Generell gilt, dass die Wohnungen über einen mittelfristigen Zeitraum – in der Regel 15 Jahre – für soziales Wohnen gebunden sind. Das kann auch zutreffen auf bereits bestehende Wohnungen. Über die Förderrichtlinie wurden 2021 und 2022 für fast 400 Einheiten außerhalb der beiden Großstädte Modernisierungen bewilligt.
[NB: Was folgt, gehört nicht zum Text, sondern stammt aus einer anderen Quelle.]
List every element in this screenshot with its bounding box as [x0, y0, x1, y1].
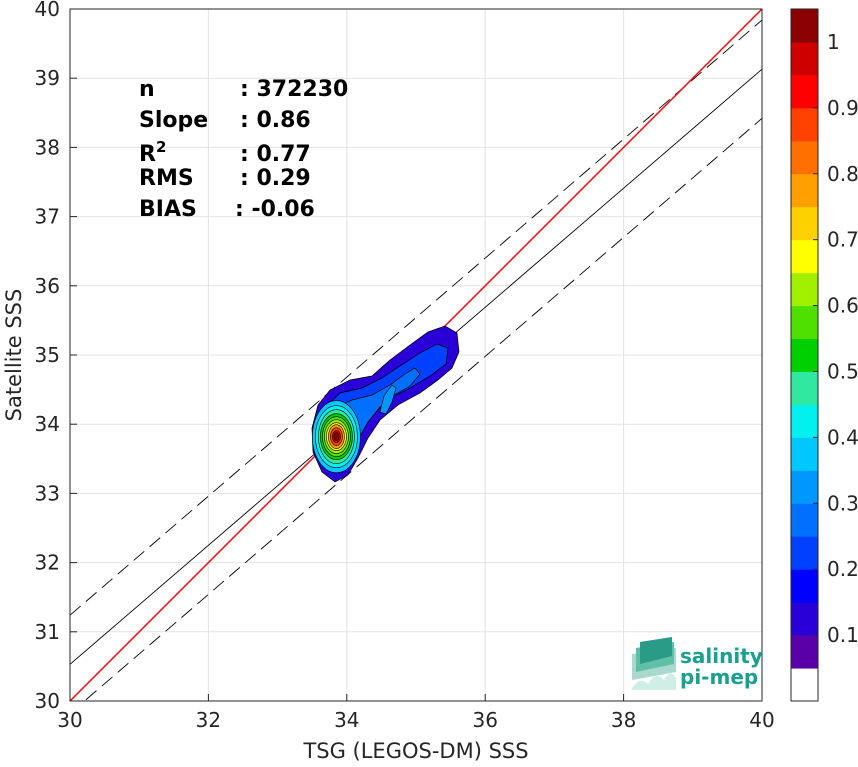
- colorbar-segment: [791, 41, 818, 76]
- x-tick-label: 38: [611, 708, 636, 732]
- colorbar-segment: [791, 338, 818, 372]
- colorbar-segment: [791, 569, 818, 603]
- colorbar-segment: [791, 173, 818, 208]
- colorbar-tick-label: 0.2: [827, 557, 858, 581]
- stat-label: BIAS: [139, 197, 197, 222]
- stat-label: R2: [139, 138, 166, 167]
- stat-value: : 0.29: [240, 166, 311, 191]
- colorbar-segment: [791, 371, 818, 405]
- colorbar-segment: [791, 536, 818, 570]
- y-tick-label: 40: [35, 0, 60, 21]
- y-tick-label: 34: [35, 412, 60, 436]
- density-contours: [311, 325, 460, 483]
- colorbar-segment: [791, 503, 818, 537]
- stat-label: n: [139, 77, 155, 102]
- x-tick-label: 36: [472, 708, 497, 732]
- x-tick-label: 34: [334, 708, 359, 732]
- y-tick-label: 32: [35, 551, 60, 575]
- y-tick-label: 30: [35, 689, 60, 713]
- colorbar-tick-label: 0.7: [827, 228, 858, 252]
- y-tick-label: 35: [35, 343, 60, 367]
- x-tick-label: 30: [57, 708, 82, 732]
- y-tick-label: 39: [35, 66, 60, 90]
- colorbar-frame: [790, 8, 819, 702]
- colorbar-segment: [791, 602, 818, 636]
- x-axis-label: TSG (LEGOS-DM) SSS: [302, 739, 528, 763]
- density-contour: [333, 432, 340, 441]
- colorbar-segment: [791, 272, 818, 307]
- stat-value: : 0.77: [240, 142, 311, 167]
- colorbar-tick-label: 0.3: [827, 491, 858, 515]
- stat-value: : -0.06: [235, 197, 315, 222]
- colorbar-segment: [791, 9, 818, 43]
- lower-bound-line: [83, 117, 762, 701]
- colorbar-segment: [791, 74, 818, 109]
- stat-value: : 372230: [240, 77, 348, 102]
- density-contour: [379, 384, 397, 415]
- y-tick-label: 37: [35, 205, 60, 229]
- colorbar-tick-label: 0.9: [827, 96, 858, 120]
- colorbar-segment: [791, 305, 818, 340]
- salinity-pi-mep-logo: salinity pi-mep: [632, 637, 763, 690]
- y-tick-label: 33: [35, 481, 60, 505]
- y-axis-ticks: 30 31 32 33 34 35 36 37 38 39 40: [35, 0, 77, 713]
- colorbar-segment: [791, 437, 818, 471]
- colorbar-segment: [791, 140, 818, 175]
- stat-label: Slope: [139, 108, 208, 133]
- colorbar-segment: [791, 404, 818, 438]
- stat-value: : 0.86: [240, 108, 311, 133]
- colorbar-segment: [791, 206, 818, 241]
- colorbar-tick-label: 0.6: [827, 294, 858, 318]
- y-tick-label: 38: [35, 135, 60, 159]
- colorbar-segment: [791, 470, 818, 504]
- y-tick-label: 36: [35, 274, 60, 298]
- upper-bound-line: [70, 19, 762, 616]
- logo-line2: pi-mep: [680, 665, 758, 689]
- colorbar-tick-label: 0.1: [827, 623, 858, 647]
- colorbar-segment: [791, 107, 818, 142]
- logo-line1: salinity: [680, 644, 763, 668]
- colorbar-tick-label: 0.5: [827, 359, 858, 383]
- colorbar: 0.1 0.2 0.3 0.4 0.5 0.6 0.7 0.8 0.9 1: [790, 8, 858, 702]
- stat-label: RMS: [139, 166, 194, 191]
- y-axis-label: Satellite SSS: [2, 289, 26, 422]
- colorbar-tick-label: 1: [827, 30, 840, 54]
- y-tick-label: 31: [35, 620, 60, 644]
- x-tick-label: 32: [196, 708, 221, 732]
- x-axis-ticks: 30 32 34 36 38 40: [57, 694, 775, 732]
- colorbar-segment: [791, 635, 818, 669]
- colorbar-tick-label: 0.4: [827, 425, 858, 449]
- stats-box: n : 372230 Slope : 0.86 R2 : 0.77 RMS : 0.29 BIA…: [139, 77, 348, 222]
- x-tick-label: 40: [749, 708, 774, 732]
- colorbar-segment: [791, 668, 818, 702]
- logo-waves-icon: [632, 637, 676, 690]
- colorbar-tick-label: 0.8: [827, 162, 858, 186]
- colorbar-segment: [791, 239, 818, 274]
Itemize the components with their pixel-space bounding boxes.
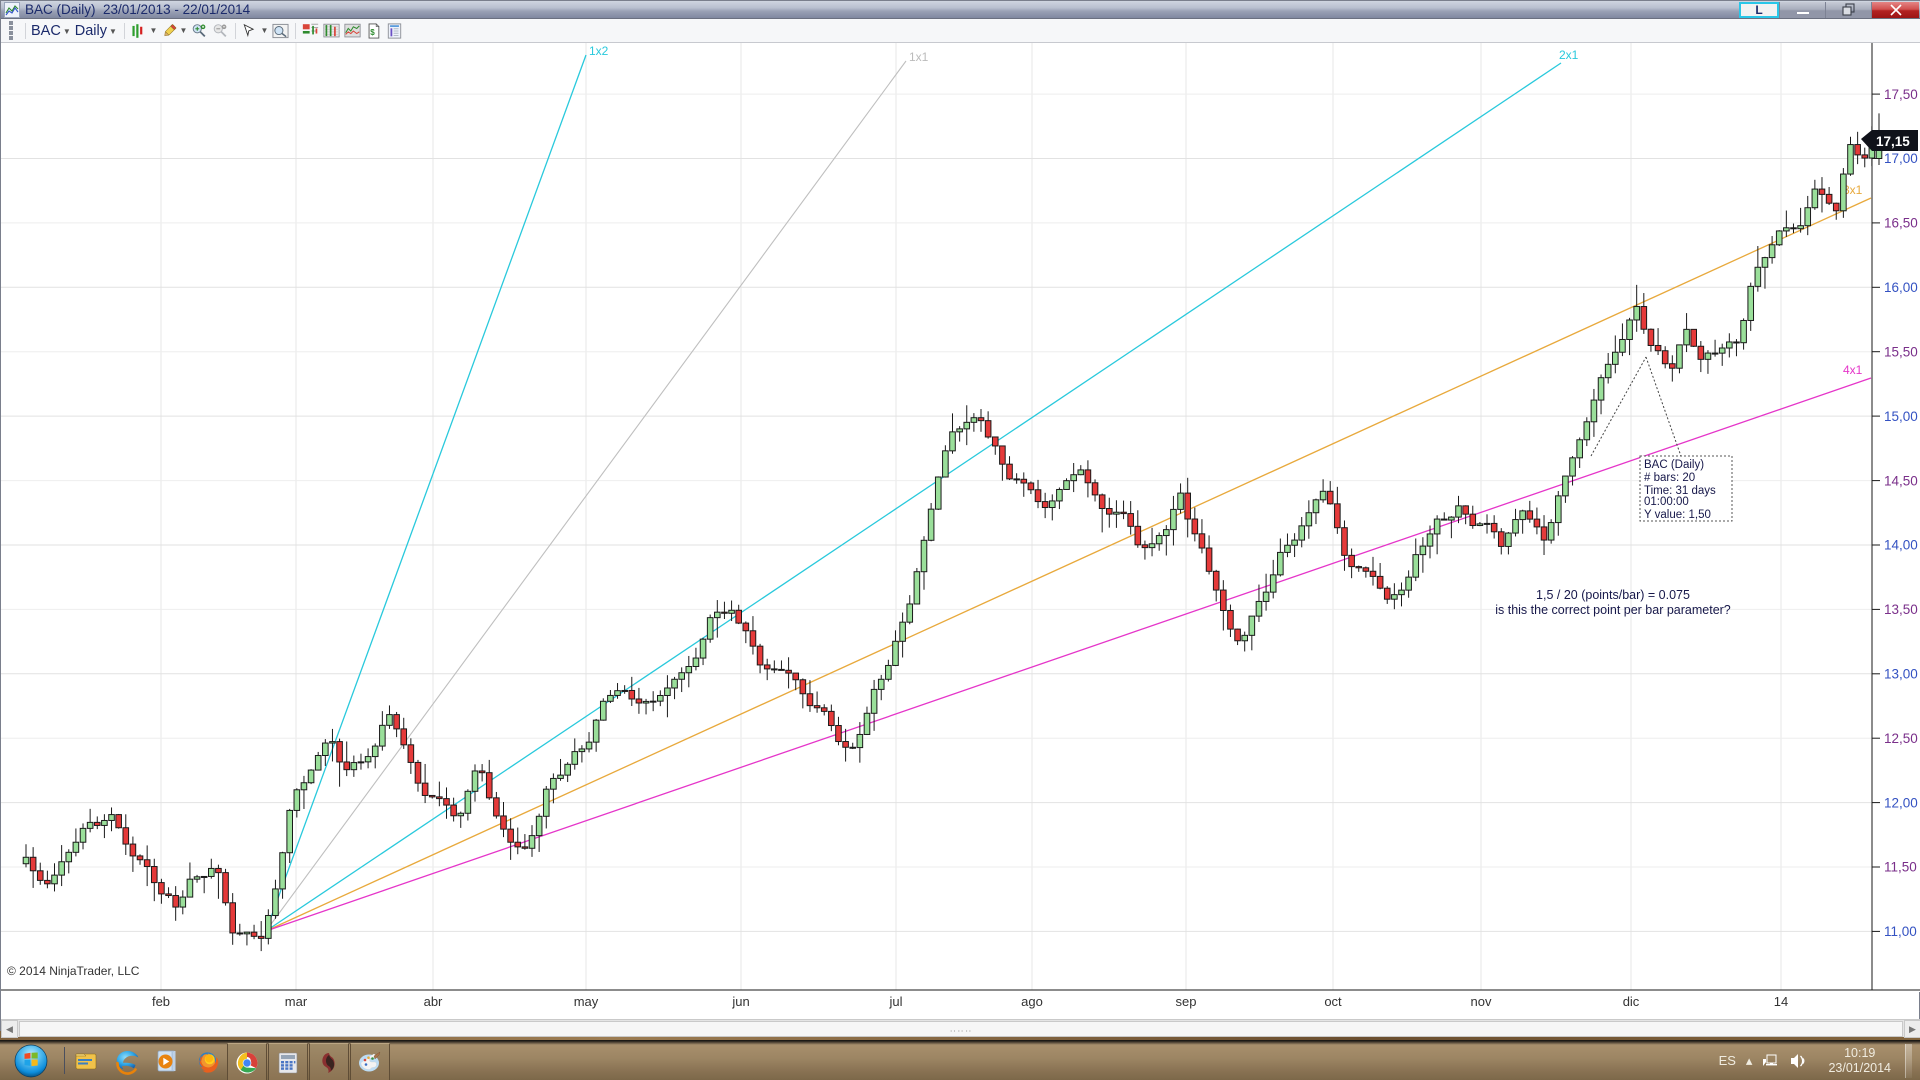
svg-text:01:00:00: 01:00:00 — [1644, 496, 1689, 508]
svg-text:13,00: 13,00 — [1884, 667, 1918, 682]
svg-text:16,00: 16,00 — [1884, 280, 1918, 295]
svg-text:1x2: 1x2 — [589, 44, 609, 58]
svg-text:15,00: 15,00 — [1884, 409, 1918, 424]
svg-text:17,00: 17,00 — [1884, 151, 1918, 166]
svg-text:14,00: 14,00 — [1884, 538, 1918, 553]
svg-text:12,50: 12,50 — [1884, 731, 1918, 746]
svg-text:2x1: 2x1 — [1559, 48, 1579, 62]
svg-text:is this the correct point per: is this the correct point per bar parame… — [1495, 603, 1731, 617]
svg-text:1,5 / 20 (points/bar) = 0.075: 1,5 / 20 (points/bar) = 0.075 — [1536, 588, 1690, 602]
svg-text:$: $ — [370, 28, 375, 37]
svg-text:4x1: 4x1 — [1843, 363, 1863, 377]
svg-text:13,50: 13,50 — [1884, 602, 1918, 617]
svg-text:15,50: 15,50 — [1884, 344, 1918, 359]
svg-text:16,50: 16,50 — [1884, 216, 1918, 231]
svg-text:BAC (Daily): BAC (Daily) — [1644, 459, 1704, 471]
svg-text:Y value: 1,50: Y value: 1,50 — [1644, 509, 1711, 521]
svg-text:17,50: 17,50 — [1884, 87, 1918, 102]
svg-text:11,00: 11,00 — [1884, 924, 1917, 939]
svg-text:14,50: 14,50 — [1884, 473, 1918, 488]
svg-text:12,00: 12,00 — [1884, 795, 1918, 810]
svg-text:17,15: 17,15 — [1876, 134, 1910, 149]
svg-text:# bars: 20: # bars: 20 — [1644, 472, 1695, 484]
svg-text:1x1: 1x1 — [909, 50, 929, 64]
svg-text:11,50: 11,50 — [1884, 860, 1917, 875]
Auch sie gelten als Sozialwohnungen.

Eine vom Bündnis soziales Wohnen präsentierte Studie sieht Sachsen auf dem viertletzten Platz beim Sozialwohnungsbestand, knapp vor Sachsen-Anhalt und Mecklenburg-Vorpommern. Diese Bundesländer wiesen jeweils weniger als zehn Sozialwohnungen pro 1.000 Mieterhaushalte auf. Beim Spitzenreiter Hamburg sind es fast 110. Allerdings weist die Erhebung darauf hin, dass im Osten "die Wohnungsmarktsituation nicht so angespannt ist wie in Berlin und den meisten westdeutschen Bundesländern". Zudem hielten kommunale Gesellschaften und Genossenschaften einen vergleichsweise hohen Marktanteil.

Bund gibt Sachsen Geld

Wohnen mit Wohnberechtigungsschein ist hauptsächlich ein Thema in den Zentren. So haben sächsische Städte und Gemeinden der Staatsregierung einen Bedarf von 16.510 Wohnungen bis zum Jahr 2025 gemeldet, wie aus der Antwort von Regionalentwicklungsminister Thomas Schmidt (CDU) auf eine Anfrage der Linkenabgeordneten Juliane Nagel vom März 2022 hervorgeht. Dresden liegt vorn. Die Landeshauptstadt bezifferte den Bedarf auf 10.000 Wohnungen, Leipzig auf mehr als 5.200, Chemnitz auf 1.200.

Der Freistaat stemmt den Wohnungsbau nicht allein. 2021 erhielt Sachsen Bundesmittel von fast 50 Millionen Euro – aufgeteilt auf fünf Jahresscheiben. Das Land muss kofinanzieren in Höhe von knapp einem Drittel der in Anspruch genommenen Gelder aus Berlin. Sachsen unterstützt zudem „anspruchsvolle energetische Modernisierungen“ – ein zusätzlicher Förderbaustein soll in die bestehende Richtlinie per Kabinettsbeschluss noch im ersten Quartal integriert werden.

Für die angespannte Lage auf dem deutschen Wohnungsmarkt macht das Bündnis soziales Wohnen unter anderem die landesweite Vernachlässigung des sozialen Wohnungsbaus in den vergangenen Jahren verantwortlich. Zudem sei die Bevölkerung etwa durch Zuwanderung und Geflüchtete aus der Ukraine 2022 gewachsen. Mieterbundpräsident Lukas Siebenkotten fordert die Ausweitung des Wohnungsbestandes in Eigentum von Bund, Land und Kommunen. Die Caritas wies darauf hin, dass Deutschland angesichts des Fachkräftemangels Zuwanderung benötige. Dafür brauche es auch Wohnungen.

"Wir haben bereits jetzt einen Rekord-Wohnungsmangel", sagte der Leiter des für die Studie mitverantwortlichen Hannoveraner Pestel-Instituts, Matthias Günther. Er sprach vom größten Wohnungsdefizit seit mehr als zwanzig Jahren: "Bei den bezahlbaren Wohnungen wird das ohnehin schon massive Versorgungsloch immer größer, bei den Sozialwohnungen ist es längst ein Krater."

Als einen Grund sieht das Bündnis die Zuwanderung nach Deutschland. Für das vergangene Jahr habe die Bundesrepublik einen sogenannten Wanderungsgewinn von rund 1,5 Millionen Menschen verbucht, teilte das Bündnis weiter mit. Der Grund liege nicht nur im Krieg in der Ukraine, Zuwanderung sei seit einigen Jahren zu verzeichnen.

Derzeit gibt es rund 1,1 Millionen Sozialwohnungen in Deutschland – in den 1980er-Jahren waren es in der alten Bundesrepublik etwa vier Millionen. Derzeit haben rund elf Millionen Menschen einen Anspruch auf einen Wohnungsberechtigungsschein und damit auf eine Sozialwohnung. Die Chance, eine zu erhalten, liegt demnach bei eins zu zehn.